The time complexity of the new code is O(n) - this is because the hashmap lookup is a constant time operation and constant time operation do not affect the order.

One suggestion I could make, just an optimisation though (won't make a huge difference) - not a major change and won't affect the order - is that you could use an array of ints rather than a hash map to track counts of each character. Just use the int value equivalent of the char as the index of the array.

Answer 2

a hash function get operation is O(1), so your solution's time complexity is O(n). you can't do better than that since any solution would require you to read the entire input at least once.

Answer 3

I think it is O(n) . because searching in HashMap is just O(1)

for (int i=0;i<bs.length();i++) { // O(n)
    char let = bs.charAt(i); // O(1)
    if(!letters.containsKey(let)) { // O(1)
        letters.put(let,0);
    }

the overall complexity is O(n)

Answer 4

To ensure, the HashMap will always have the time complexity of O(1), you may have to enter proper initialCapacity. You need to know the complete domain values that the bs String is going to have.

Assuming, 1. Both Upper and Lower cases will be treated seperately. 2. The string will only have alphabets and a space charecter

The inital Load capacity should be greater than, 26(lower case) + 26 (Upper case) + 1(Space) = 53

53 + 25%(53) = 53 + 13.25 + 2.75(buffer) = 69.

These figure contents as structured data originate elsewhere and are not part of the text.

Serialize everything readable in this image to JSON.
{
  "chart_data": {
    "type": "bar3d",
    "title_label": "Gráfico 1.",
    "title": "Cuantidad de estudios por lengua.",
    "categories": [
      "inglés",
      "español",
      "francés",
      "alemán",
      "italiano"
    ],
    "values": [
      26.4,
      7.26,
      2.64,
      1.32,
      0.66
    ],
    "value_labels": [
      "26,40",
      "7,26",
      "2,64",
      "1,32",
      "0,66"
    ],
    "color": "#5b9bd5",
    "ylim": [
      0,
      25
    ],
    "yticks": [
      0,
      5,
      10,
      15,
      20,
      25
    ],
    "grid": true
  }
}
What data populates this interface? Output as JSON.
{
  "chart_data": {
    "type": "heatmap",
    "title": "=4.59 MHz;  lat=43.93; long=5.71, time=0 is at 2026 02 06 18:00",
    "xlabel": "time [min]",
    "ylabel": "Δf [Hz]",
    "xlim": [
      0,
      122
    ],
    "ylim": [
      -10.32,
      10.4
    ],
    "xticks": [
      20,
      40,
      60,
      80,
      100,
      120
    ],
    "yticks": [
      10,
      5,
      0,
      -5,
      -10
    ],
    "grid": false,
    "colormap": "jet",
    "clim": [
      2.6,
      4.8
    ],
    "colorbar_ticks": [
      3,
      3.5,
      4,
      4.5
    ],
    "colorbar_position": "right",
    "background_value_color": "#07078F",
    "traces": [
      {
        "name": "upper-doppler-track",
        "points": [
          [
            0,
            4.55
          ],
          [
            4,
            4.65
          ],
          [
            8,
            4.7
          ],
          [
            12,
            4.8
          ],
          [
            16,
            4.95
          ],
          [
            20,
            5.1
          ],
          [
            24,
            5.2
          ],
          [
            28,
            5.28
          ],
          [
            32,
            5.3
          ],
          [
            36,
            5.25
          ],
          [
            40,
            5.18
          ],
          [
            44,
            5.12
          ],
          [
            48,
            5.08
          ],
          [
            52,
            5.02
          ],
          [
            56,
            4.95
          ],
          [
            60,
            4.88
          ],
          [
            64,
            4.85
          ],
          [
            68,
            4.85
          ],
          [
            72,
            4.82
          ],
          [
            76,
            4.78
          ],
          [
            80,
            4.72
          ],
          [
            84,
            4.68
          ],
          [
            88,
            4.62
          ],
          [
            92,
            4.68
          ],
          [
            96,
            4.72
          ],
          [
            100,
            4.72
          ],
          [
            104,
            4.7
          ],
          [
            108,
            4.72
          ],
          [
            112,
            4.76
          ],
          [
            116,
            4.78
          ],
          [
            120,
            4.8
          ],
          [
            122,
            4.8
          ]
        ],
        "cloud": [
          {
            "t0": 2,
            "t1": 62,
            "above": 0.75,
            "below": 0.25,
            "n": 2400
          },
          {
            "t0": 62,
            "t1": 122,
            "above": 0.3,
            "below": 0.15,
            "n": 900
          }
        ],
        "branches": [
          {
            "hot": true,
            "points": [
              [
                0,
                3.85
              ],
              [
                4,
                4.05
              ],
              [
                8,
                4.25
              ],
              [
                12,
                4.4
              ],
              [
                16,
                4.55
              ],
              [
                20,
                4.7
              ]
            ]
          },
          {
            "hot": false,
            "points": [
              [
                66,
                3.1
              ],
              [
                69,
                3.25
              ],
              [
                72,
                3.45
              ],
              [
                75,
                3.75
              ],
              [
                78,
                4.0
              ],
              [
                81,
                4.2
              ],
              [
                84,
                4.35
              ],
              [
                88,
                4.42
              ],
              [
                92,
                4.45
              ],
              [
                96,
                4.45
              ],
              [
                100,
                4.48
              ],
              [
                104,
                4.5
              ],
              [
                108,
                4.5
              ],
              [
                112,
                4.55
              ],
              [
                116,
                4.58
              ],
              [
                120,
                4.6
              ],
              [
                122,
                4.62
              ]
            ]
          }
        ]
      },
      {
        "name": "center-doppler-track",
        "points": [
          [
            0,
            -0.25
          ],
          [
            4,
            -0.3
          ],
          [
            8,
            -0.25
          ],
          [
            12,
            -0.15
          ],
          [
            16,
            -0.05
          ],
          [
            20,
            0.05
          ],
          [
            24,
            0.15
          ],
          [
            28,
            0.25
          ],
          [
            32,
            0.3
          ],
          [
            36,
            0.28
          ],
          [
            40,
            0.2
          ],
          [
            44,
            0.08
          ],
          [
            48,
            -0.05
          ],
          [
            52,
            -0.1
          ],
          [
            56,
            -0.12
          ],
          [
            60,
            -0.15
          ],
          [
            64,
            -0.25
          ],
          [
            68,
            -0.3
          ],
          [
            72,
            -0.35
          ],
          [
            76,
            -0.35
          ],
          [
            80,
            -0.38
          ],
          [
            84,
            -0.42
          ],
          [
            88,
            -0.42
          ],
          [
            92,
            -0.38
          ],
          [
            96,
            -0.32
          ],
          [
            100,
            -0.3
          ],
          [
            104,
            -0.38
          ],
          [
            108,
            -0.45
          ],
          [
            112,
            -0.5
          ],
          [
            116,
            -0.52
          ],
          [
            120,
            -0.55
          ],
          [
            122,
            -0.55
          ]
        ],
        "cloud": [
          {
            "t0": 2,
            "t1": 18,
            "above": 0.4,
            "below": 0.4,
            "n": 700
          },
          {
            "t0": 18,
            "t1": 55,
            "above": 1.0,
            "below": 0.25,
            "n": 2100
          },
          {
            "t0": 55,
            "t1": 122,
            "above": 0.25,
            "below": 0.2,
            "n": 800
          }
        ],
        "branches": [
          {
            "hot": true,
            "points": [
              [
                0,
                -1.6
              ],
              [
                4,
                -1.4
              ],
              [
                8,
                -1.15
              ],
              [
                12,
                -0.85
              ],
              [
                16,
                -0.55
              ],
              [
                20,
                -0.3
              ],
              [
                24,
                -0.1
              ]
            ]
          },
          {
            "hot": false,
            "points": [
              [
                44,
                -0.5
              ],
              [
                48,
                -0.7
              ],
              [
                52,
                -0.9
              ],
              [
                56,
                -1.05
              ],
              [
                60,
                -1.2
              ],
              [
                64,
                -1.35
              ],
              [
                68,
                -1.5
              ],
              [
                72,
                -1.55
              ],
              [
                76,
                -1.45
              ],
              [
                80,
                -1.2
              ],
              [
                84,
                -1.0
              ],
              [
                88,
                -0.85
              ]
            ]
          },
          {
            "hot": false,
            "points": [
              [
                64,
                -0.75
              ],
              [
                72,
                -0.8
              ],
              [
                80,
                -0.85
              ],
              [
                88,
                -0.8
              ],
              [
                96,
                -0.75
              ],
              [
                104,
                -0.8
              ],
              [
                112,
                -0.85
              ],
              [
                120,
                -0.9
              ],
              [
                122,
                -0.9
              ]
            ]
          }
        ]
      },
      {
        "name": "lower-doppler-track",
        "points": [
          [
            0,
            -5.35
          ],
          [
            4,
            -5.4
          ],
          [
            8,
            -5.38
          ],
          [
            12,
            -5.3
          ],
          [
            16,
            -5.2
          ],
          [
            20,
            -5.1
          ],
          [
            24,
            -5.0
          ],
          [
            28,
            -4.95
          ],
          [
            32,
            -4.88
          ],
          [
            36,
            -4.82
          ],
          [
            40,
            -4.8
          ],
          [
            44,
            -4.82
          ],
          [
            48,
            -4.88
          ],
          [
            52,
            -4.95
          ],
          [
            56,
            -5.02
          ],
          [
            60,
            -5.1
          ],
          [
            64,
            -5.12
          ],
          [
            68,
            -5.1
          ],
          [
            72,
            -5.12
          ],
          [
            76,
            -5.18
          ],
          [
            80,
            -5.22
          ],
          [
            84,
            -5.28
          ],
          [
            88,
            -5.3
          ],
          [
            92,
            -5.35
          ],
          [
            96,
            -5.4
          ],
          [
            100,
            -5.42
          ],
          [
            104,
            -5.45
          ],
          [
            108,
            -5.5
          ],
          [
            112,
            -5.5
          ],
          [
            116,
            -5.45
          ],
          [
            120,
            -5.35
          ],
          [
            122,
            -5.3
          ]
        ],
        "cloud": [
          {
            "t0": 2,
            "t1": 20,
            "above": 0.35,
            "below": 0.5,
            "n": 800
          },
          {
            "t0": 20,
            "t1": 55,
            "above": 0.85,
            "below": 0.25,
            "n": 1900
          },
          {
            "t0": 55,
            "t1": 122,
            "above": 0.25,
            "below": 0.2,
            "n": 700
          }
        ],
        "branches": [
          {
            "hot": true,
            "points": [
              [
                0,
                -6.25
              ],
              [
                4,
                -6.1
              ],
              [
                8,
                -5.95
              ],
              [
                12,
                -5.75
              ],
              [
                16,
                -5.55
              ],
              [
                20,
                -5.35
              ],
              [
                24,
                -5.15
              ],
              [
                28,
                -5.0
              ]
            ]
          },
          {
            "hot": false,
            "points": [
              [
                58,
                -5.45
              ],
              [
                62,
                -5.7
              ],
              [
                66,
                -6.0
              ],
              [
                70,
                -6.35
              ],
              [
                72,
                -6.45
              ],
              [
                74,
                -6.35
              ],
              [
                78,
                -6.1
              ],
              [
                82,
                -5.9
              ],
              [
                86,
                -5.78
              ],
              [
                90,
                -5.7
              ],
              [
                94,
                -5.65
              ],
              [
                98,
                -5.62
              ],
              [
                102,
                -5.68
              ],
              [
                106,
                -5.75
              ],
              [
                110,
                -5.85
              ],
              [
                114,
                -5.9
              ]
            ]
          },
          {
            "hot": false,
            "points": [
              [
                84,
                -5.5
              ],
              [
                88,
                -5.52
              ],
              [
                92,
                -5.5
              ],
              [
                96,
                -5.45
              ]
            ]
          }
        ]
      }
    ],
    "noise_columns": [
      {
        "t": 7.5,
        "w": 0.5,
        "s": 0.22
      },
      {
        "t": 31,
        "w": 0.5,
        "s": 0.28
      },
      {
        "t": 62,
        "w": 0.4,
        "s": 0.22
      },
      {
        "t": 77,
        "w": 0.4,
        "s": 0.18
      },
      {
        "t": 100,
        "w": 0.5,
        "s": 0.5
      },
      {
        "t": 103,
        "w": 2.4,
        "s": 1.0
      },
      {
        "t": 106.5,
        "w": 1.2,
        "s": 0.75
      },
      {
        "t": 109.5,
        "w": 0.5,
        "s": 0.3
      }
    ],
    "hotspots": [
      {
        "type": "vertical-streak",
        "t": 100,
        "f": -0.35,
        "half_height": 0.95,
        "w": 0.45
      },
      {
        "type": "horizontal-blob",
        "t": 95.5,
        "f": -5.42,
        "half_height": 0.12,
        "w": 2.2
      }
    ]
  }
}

So the hashmap initiation could be like the below,

HashMap<Character, Integer> letters = new HashMap<Character, Integer>(69);

Answer 5

Hashmap is O(1), but here you can also use an array, since the number of letters is fairly small (only 256) you can also use an Array. This is also O(1), but is faster, uses less memory, and it's simpler:

String bs = "Dit is een boodschap aan de wereld";
int letters[] = new int[256];
char max = 0;
for (int i=0;i<bs.length();i++) {
    char let = bs.charAt(i);
    ++letters[let];

    if(letters[max] < letters[let]) {
        max = let;
    }
}

System.out.println(letters[max] + " keer " + max);